One of the basic principles that was set up in the 1970s was that state power should protect financial institutions at all costs. This is the principle that was worked out in New York City crisis in the mid-1970s, and was first defined internationally when Mexico threatened to go bankrupt in 1982. This would have destroyed the New York investment banks, so the US Treasury and the IMF combined to bail Mexico out. But in so doing they mandated austerity for the Mexican population. In other words they protected the banks and destroyed the people, and this has been the standard practice in the IMF ever since. The current bailout is the same old story, one more time, except bigger.
What happened in the US was that 8 men gave us a 3 page document which pointed a gun at everybody and said ‘give us $700 billion or else’. This to me was like a financial coup, against the government and the population of the US. Which means you’re not going to come out of this crisis with a crisis of the capitalist class; you’re going to come out of this with a far greater consolidation of the capitalist class than there has been in the past. We’re going to end up with four or five major banking institutions in the United States and nothing else. Many on Wall Street are thriving right now. Lazard’s, because it specialises in mergers and acquisitions, is making megabucks. Some people are going to be burned, but overall it’s a massive consolidation of financial power. There’s a great line from Andrew Mellon (US banker, Secretary of the Treasury 1921-32), who said that in a crisis, assets return to their rightful owners. A financial crisis is a way of rationalising what is irrational – for example the immense crash in Asia in 1997-8 resulted in a new model of capitalist development. Disruptions lead to a reconfiguration, a new form of class power. It could go wrong, politically. The bank bailout has been fought over in the US Senate and elsewhere, so the political class may not easily go along – they can put up roadblocks but so far they have caved in and not nationalised the banks.

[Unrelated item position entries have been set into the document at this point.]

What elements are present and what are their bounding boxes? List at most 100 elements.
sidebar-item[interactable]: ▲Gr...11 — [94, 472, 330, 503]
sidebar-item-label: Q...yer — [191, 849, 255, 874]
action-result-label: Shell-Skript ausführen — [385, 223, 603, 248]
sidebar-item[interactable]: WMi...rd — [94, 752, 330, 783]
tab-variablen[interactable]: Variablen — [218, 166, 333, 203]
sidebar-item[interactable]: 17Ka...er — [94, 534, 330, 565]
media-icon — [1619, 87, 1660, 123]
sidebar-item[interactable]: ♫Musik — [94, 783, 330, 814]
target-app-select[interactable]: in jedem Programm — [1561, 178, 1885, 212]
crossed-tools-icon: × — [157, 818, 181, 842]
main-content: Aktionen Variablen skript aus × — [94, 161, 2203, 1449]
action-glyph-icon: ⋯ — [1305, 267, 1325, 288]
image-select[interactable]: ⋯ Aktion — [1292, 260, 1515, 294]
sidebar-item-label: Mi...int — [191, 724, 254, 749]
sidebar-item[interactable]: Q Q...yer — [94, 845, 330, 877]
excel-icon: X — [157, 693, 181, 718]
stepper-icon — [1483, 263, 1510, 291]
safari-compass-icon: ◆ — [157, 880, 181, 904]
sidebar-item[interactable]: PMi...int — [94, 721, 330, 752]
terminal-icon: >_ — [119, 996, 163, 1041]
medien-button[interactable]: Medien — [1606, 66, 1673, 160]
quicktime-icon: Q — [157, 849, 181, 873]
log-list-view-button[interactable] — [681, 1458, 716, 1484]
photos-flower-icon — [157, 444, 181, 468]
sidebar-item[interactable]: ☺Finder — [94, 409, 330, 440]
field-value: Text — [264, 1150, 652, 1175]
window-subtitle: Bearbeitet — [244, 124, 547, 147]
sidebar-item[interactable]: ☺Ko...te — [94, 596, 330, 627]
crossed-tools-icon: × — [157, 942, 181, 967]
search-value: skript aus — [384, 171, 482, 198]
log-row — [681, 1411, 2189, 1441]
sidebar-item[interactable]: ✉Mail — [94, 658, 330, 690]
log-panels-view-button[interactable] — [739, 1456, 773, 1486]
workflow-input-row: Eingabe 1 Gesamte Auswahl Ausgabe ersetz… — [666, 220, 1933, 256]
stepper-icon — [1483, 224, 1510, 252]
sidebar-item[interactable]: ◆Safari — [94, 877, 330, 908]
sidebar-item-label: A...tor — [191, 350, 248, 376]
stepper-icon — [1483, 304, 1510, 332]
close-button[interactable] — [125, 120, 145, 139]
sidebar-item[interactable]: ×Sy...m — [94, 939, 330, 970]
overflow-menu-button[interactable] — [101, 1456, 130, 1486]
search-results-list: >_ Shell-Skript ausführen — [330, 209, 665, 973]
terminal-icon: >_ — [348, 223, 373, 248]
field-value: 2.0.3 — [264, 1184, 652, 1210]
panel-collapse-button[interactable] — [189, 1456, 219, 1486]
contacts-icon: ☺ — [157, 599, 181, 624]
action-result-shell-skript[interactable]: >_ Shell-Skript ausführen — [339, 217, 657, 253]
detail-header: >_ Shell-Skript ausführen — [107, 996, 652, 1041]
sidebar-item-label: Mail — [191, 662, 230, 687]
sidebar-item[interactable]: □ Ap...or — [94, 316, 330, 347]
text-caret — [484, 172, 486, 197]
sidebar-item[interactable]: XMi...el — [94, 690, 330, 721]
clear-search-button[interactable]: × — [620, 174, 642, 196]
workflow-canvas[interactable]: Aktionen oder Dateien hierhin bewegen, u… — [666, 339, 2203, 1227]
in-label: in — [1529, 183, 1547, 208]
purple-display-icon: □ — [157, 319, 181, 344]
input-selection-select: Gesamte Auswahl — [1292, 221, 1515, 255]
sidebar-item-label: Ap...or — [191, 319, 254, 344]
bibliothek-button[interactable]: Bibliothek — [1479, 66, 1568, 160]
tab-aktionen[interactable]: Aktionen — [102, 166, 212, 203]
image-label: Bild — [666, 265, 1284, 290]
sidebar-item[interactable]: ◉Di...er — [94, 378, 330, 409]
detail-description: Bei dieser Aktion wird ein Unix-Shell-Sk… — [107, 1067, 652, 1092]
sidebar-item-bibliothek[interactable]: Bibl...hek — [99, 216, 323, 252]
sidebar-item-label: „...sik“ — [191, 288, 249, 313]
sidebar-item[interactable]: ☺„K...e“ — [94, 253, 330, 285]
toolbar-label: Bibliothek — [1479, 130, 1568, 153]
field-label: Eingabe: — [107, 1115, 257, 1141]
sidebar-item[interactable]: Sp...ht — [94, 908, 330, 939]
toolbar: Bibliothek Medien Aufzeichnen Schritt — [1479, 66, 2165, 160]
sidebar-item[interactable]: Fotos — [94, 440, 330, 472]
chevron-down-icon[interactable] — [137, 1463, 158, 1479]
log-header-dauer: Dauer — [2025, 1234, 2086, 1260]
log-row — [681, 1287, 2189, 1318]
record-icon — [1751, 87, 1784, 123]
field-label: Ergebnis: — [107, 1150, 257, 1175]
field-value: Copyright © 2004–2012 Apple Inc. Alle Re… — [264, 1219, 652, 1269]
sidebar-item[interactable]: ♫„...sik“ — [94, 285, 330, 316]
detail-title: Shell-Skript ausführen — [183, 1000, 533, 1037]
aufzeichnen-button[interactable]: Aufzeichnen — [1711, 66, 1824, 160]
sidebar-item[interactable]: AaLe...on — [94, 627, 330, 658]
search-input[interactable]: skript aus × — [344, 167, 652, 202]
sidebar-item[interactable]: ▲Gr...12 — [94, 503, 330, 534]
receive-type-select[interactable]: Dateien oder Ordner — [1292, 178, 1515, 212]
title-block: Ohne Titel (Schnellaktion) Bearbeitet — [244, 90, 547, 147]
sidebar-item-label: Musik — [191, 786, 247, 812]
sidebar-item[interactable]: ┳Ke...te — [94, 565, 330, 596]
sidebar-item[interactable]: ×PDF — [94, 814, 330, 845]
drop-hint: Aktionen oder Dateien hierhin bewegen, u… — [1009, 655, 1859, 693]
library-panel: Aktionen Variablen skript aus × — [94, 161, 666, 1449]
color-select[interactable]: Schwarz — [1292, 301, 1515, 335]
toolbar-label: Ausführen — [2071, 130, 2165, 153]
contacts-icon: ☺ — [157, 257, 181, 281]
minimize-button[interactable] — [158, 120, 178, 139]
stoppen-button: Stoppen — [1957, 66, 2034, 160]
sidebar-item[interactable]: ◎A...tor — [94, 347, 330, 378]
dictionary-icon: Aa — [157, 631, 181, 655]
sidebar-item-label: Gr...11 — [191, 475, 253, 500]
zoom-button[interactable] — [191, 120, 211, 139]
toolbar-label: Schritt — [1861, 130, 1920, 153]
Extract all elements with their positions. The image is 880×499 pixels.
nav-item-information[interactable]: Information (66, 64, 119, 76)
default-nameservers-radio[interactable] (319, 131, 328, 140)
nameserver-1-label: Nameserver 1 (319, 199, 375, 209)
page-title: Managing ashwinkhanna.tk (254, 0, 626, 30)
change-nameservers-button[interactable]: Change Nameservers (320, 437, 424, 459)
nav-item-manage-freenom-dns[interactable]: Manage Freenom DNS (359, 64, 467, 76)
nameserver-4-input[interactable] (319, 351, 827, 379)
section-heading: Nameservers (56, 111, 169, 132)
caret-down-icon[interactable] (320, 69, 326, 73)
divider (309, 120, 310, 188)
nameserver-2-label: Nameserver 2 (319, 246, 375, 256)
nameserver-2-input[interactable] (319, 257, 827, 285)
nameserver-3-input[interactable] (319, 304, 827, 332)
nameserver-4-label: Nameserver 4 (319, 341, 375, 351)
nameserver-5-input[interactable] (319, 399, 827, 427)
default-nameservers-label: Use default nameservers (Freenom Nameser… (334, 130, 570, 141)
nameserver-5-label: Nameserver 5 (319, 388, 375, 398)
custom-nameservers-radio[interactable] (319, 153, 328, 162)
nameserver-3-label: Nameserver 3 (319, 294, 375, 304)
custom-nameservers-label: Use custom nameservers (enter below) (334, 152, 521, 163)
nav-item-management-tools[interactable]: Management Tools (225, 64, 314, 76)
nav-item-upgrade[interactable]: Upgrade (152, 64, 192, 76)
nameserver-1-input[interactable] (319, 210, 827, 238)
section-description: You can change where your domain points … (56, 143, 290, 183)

But this can lead to a deeper political struggle: there is a strong sense of questioning why are we empowering all the people who got us into this mess. Questions are being asked about Obama’s choice of economic advisers – for example Larry Summers who was Secretary of the Treasury at the key moment when a lot of things started to go really wrong, at the end of the Clinton administration. Why would you now bring in so many of the characters who are pro-Wall Street, pro-finance capital, who did the bidding of finance capital back then? Which is not to say that they aren’t going to redesign the financial architecture because I think they know it’s got to be redesigned, but who are they going to redesign it for? People are really discontented about Obama’s economic team, even in the mainstream press.
A new state financial architecture is required. I don’t think that all existing institutions like the Bank of International Settlements and even the IMF should be abolished; I think we will need them but they have to be revolutionarily transformed. The big question is who will control them and what their architecture will be. We will need people, experts with some sort of understanding of how those institutions do work and can work. And this is very dangerous because, as we can see right now, when the state looks to see who can understand what is going on in Wall Street, they think only insiders can.